FondsGoetheanum: abeilles

À quoi ressemble un paysage répondant aux exigences de l’espèce des abeilles ?

« Il ne nous sera plus possible d’accomplir nos devoirs. Et de ce fait, pour vous, les êtres humains, la vie deviendra plus difficile. » Je sentais que c’était là ce que voulaient me dire les ruches à la fin de l’hiver 2012. Un appel à l’amélioration des conditions de vie de nos abeilles.

Là où peuvent s’installer des abeilles, notre santé est garantie.

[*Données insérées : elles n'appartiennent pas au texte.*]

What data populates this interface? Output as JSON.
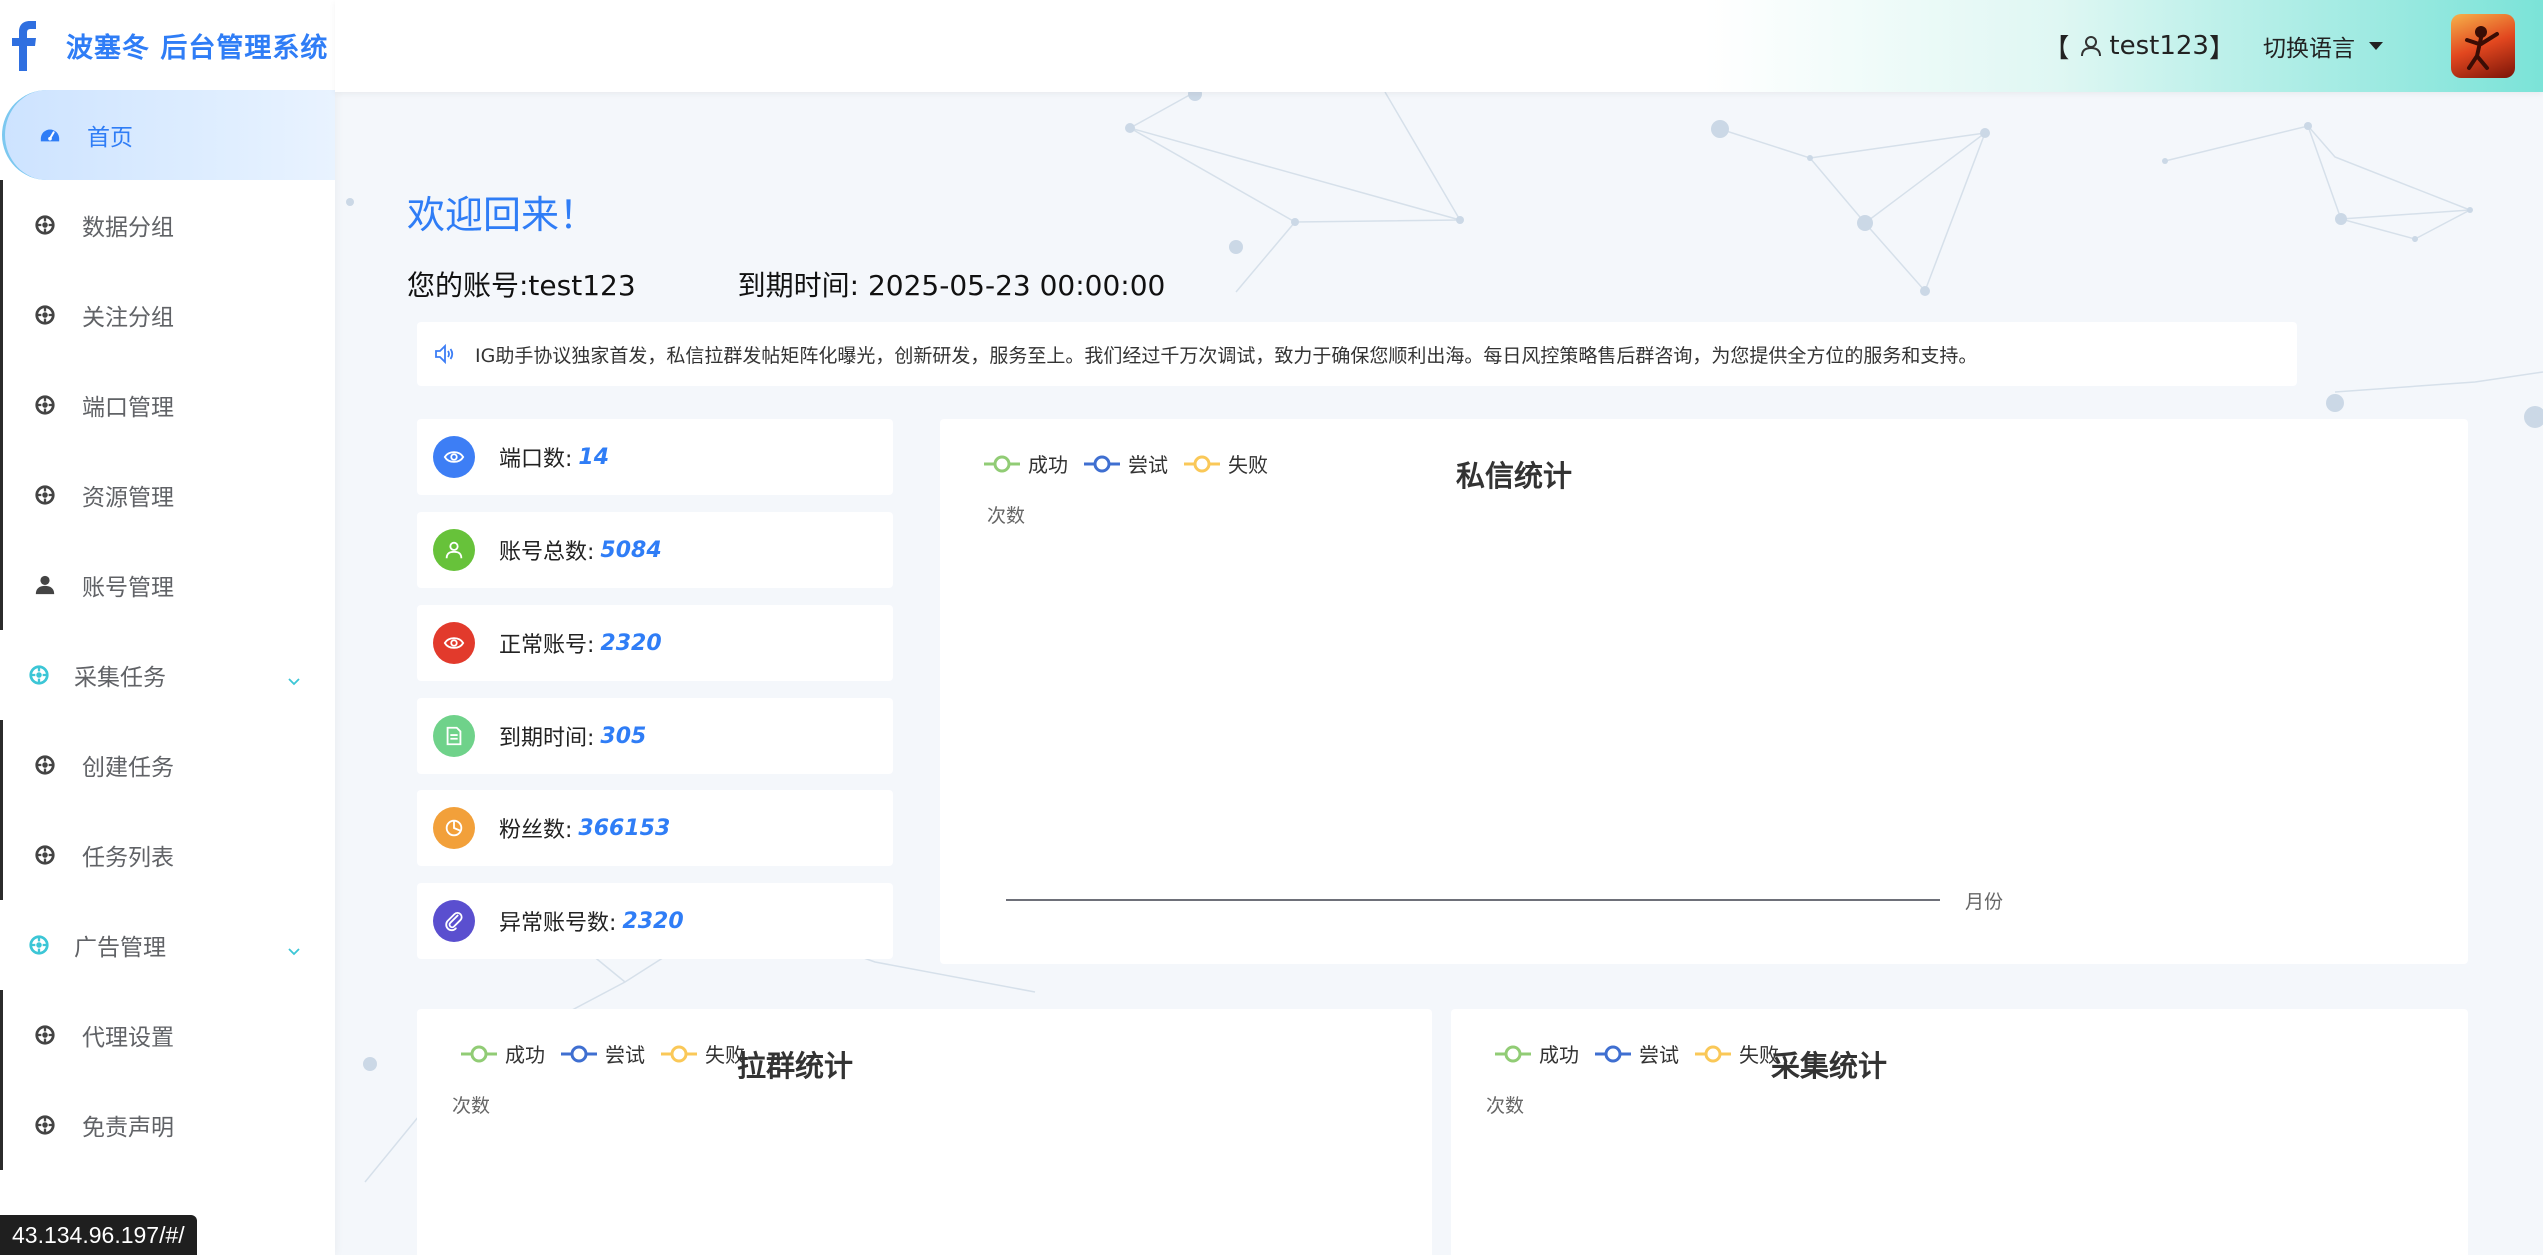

Tout ce que nous offre l’abeille est reçu et examiné dans son propre corps. Pendant trois semaines, la jeune abeille vit dans une obscurité presque totale. Et pourtant elle « fait l’expérience », par l’intermédiaire de sa nourriture (pollen et miel), de l’aspect du paysage qui entoure la ruche ! Lorsqu’arrive enfin le moment où il lui est permis de voler elle-même, elle se réjouit de jouer avec le soleil.
Elle se réjouit à chaque visite de fleur, non seulement parce que son existence en dépend, mais parce qu’elle « sait » qu’une nourriture diversifiée assurera aux jeunes abeilles la meilleure santé possible. Tout est différent si, au lieu d’un paysage aux cultures multicolores, elle rencontre un morne « désert vert ». Elle le fécondera avec tout autant d’ardeur, mais sa colonie engendrera des descendants découragés, affaiblis.

L’abeille paysagiste

La colonie d’abeilles, organisme sacré et thérapeutique, a de nombreuses tâches. Entre autres, elle déploie sur les paysages une énergie vivifiante. Par la fécondation des fleurs, les abeilles favorisent les processus de maturation et prennent ainsi une part essentielle à la création d’un paysage vivant et varié. Dans des zones aux structures déséquilibrées ou même détruites, les abeilles ne peuvent plus accomplir leurs tâches et elles en souffrent. Leurs maladies et leur mortalité envoient un message clair. Ce sont les hommes qui sont responsables de la survie de cet insecte hautement développé sur le plan social.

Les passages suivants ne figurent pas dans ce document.